Here $U_g$ would be replaced by a module $N \in H^*-\mathrm{mod}$, I still have a representation $\rho_0: H \rightarrow \mathrm{End}(V_0)$, but now I don't know which $h$ I have to use. I guess what I am asking is:
Are there any components in $H^*-\mathrm{mod}$ which can be identified with an element in $H$? I guess, homogenous doesn't make sense as I don't have a grading, but kind of "basic" elements.
We have that $H^* \subset H^*-\mathrm{mod}$, but the elements in $H^*$ are maps from $H$ to $k$ - still now indexing with an $h \in H$ possible.
I'm not so good at writing questions, so I you have any questions or comments or if I have missed something, please comment!

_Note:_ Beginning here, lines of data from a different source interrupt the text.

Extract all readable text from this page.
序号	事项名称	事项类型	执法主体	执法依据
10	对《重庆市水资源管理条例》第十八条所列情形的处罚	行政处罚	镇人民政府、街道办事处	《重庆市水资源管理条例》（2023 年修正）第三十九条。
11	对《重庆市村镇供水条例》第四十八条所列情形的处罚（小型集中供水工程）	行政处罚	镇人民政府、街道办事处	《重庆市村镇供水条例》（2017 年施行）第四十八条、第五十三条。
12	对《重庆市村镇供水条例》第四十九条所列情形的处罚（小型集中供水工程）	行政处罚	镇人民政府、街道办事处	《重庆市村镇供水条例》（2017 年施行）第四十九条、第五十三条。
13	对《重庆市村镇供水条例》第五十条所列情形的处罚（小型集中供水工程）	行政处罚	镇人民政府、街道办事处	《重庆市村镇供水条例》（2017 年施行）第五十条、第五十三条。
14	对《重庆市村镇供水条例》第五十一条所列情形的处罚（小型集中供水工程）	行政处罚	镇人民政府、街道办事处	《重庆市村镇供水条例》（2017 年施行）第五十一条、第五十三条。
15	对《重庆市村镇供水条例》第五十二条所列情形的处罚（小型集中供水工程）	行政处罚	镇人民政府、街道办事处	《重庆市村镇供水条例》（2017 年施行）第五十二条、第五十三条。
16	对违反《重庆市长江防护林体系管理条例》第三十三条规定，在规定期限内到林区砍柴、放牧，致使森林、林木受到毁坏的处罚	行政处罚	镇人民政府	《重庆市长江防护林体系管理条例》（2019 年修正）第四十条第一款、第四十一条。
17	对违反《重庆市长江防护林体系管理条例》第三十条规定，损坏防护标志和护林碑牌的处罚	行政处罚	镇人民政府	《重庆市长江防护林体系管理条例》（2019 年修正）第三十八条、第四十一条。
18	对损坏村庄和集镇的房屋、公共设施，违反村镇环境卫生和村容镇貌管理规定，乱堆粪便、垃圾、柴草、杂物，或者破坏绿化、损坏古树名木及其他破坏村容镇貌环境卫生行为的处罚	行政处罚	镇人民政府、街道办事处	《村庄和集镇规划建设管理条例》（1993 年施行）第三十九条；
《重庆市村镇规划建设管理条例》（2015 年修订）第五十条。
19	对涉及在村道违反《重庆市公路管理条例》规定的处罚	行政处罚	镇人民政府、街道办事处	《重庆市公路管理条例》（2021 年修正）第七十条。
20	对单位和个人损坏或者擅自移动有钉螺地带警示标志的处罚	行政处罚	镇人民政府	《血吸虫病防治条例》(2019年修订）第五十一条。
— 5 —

A $G$-graded vector space is a comodule over the Hopf algebra $\Bbbk[G]$. Graded components are, broadly speaking, suitable subcomodules of your $G$-graded vector space: those for which the coaction $\delta:U\to U\otimes \Bbbk[G]$ behaves as follows: $$\delta: U_g\to U_g\otimes \Bbbk[G]: u\mapsto u\otimes g.$$ Therefore, if you want to generalize your construction you may perform something similar to the following. Let $H$ be any Hopf algebra. Take $V_0$ to be a left $H$-module, $V$ a vector space, $U$ a right $H$-comodule and define $$ \lambda: V_0\otimes (V\otimes U) \to (V_0\otimes V)\otimes U: v_0\otimes v\otimes u\mapsto \sum_uu_{[1]}v_0 \otimes v\otimes u_{[0]}, $$ where $\delta(u)=\sum_u u_{[0]} \otimes u_{[1]}$ by resorting to Sweedler's Sigma Notation.
However, if you may provide some more context concerning your question (such as why you put the parenthesis in that particular position, why you would like to define such a $\lambda$, etc.) maybe we can be more helpful.